May Day isn't much of a thing in the US. It's a big thing in Europe, where it's really Labor Day with a Communist slant, as I see it. For Jonathan and me, it was something quite different—a little private anniversary.
At Oberlin, we used to have a special celebration for May Day. A group of students somehow got permission to climb into the Finney Chapel bell tower at the crack of dawn on May Day so that we could sing madrigals there. I think somebody rang bells, too.
I was usually game for odd things like this, so I sang up there in 1976, I think it was. Afterwards, there was some kind of strange breakfast tradition. Fueled by lots of carbs, endorphins, and the moral superiority of having gotten up before daybreak, I found myself full of good cheer but with nothing to do. Being a sophomore, which means "wise fool," I was still up for odd stuff. So of course I decided to make a long-distance call to somebody I'd never called before.

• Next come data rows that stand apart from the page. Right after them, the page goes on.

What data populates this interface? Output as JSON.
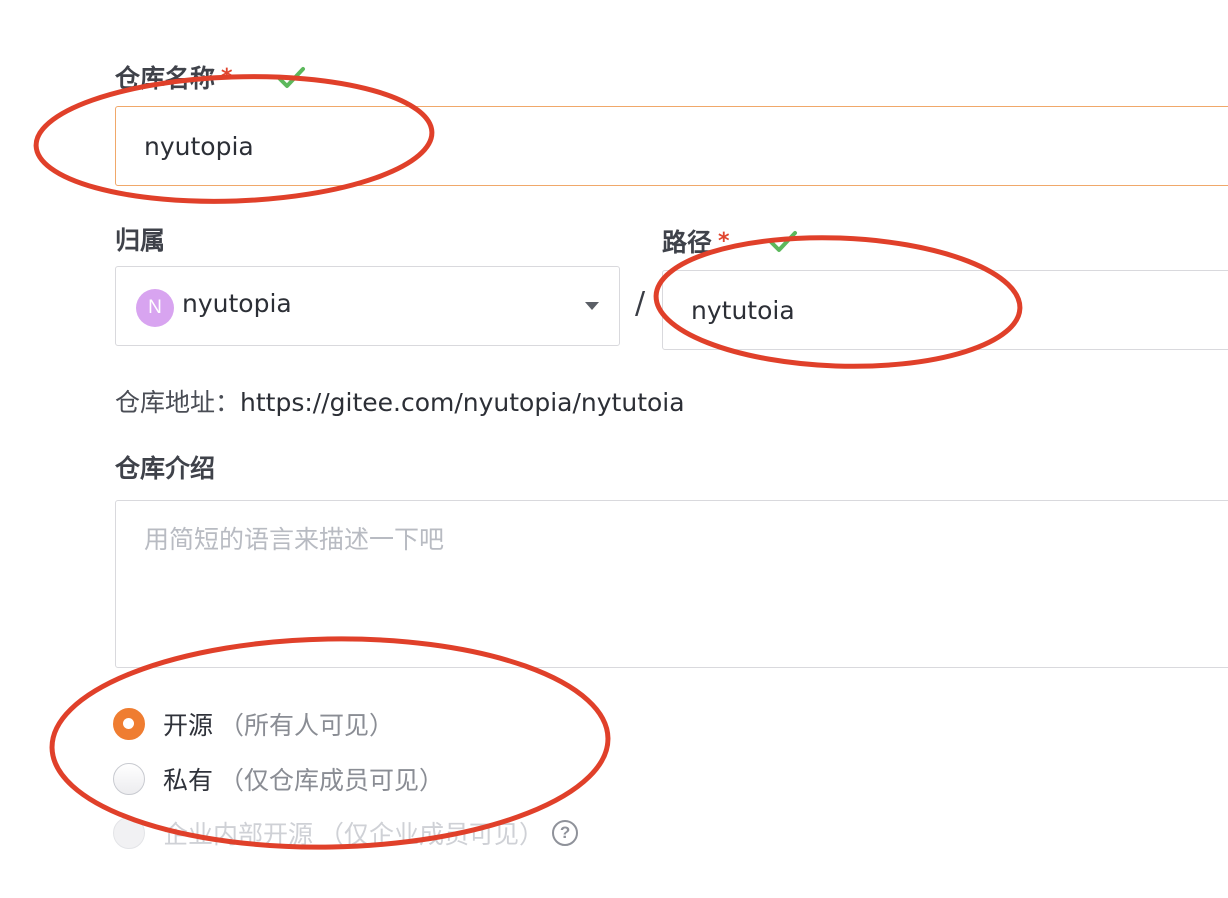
{
  "repo_name": {
    "label": "仓库名称",
    "required_mark": "*",
    "value": "nyutopia"
  },
  "owner": {
    "label": "归属",
    "avatar_letter": "N",
    "selected": "nyutopia"
  },
  "path": {
    "label": "路径",
    "required_mark": "*",
    "value": "nytutoia"
  },
  "separator": "/",
  "repo_url": {
    "prefix": "仓库地址：",
    "value": "https://gitee.com/nyutopia/nytutoia"
  },
  "description": {
    "label": "仓库介绍",
    "placeholder": "用简短的语言来描述一下吧"
  },
  "visibility": {
    "options": [
      {
        "label": "开源",
        "desc": "（所有人可见）",
        "checked": true,
        "disabled": false
      },
      {
        "label": "私有",
        "desc": "（仅仓库成员可见）",
        "checked": false,
        "disabled": false
      },
      {
        "label": "企业内部开源",
        "desc": "（仅企业成员可见）",
        "checked": false,
        "disabled": true
      }
    ]
  },
  "colors": {
    "accent": "#ef7d31",
    "annotation_red": "#e0402a",
    "valid_check": "#5cb85c"
  }
}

These days, of course, long-distance calls aren't even referred to as "long distance." You just make a call, and if it's in the US, it isn't a thing. Back then, there were no cell phones. Not only that, long-distance calls cost serious money for a student. (Go ahead, Patrick. Find a comparison chart for how much they cost. We'll be here when you come back.) I don't even remember how we made them, except I know that we didn't usually use pay phones; we had some kind of charging system and settled up later, maybe at the end of the month.

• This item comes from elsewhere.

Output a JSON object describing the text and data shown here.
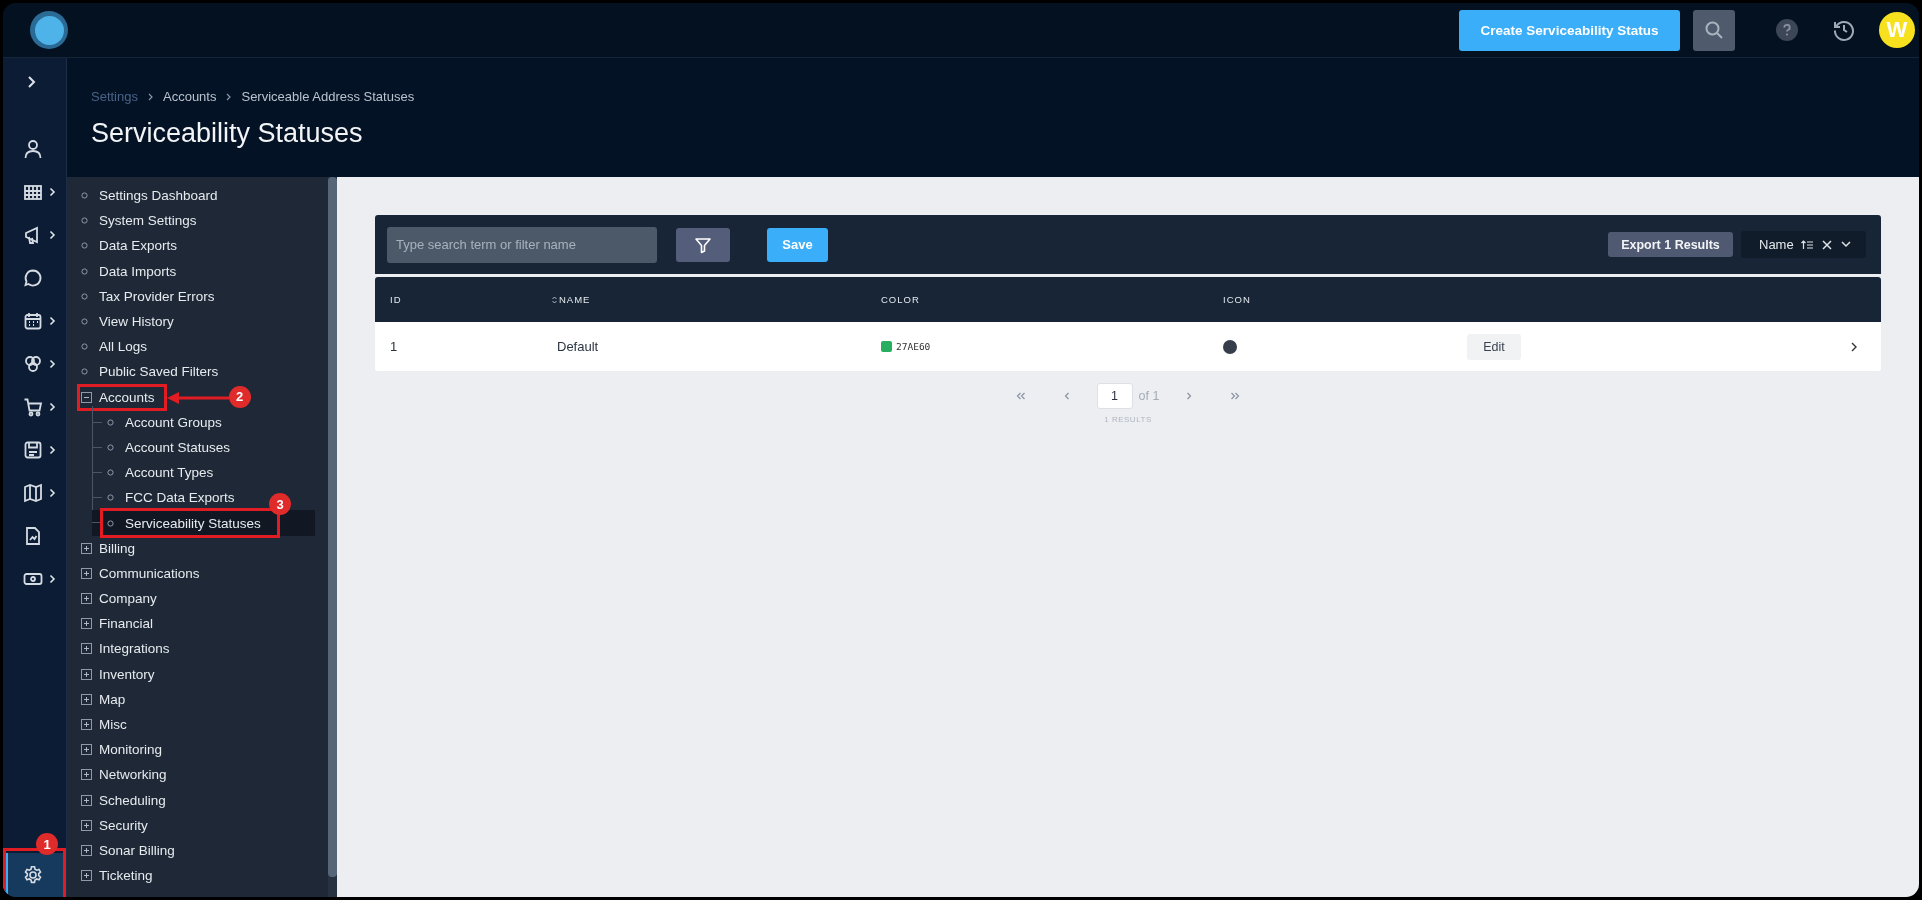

You can see that one didn't just call people up for a lark, not if it were long distance, and especially not if one didn't know the person fairly well. It was a shock to Jonathan, a junior at Portsmouth Abbey School, when somebody told him he had a call. From a girl. He picked up the phone in the hall at his dorm and heard my voice—and his knees buckled. I think all their energy went to what must have been a huge grin.
I don't remember what we talked about. We weren't really an item yet. It was after that fateful dinner at his parents' house (which I hope I'll write about later), but we weren't in love. Still, it was a delightful (though rather stilted) call, and we both remembered it fondly.
Every year on May 1, one of us would wake the other with a kiss and "Happy May Day!" Even though both of us loved our sleep, that was guaranteed to wake the other with a smile. It's a bittersweet memory.
Happy May Day, sweetheart. I love you forever.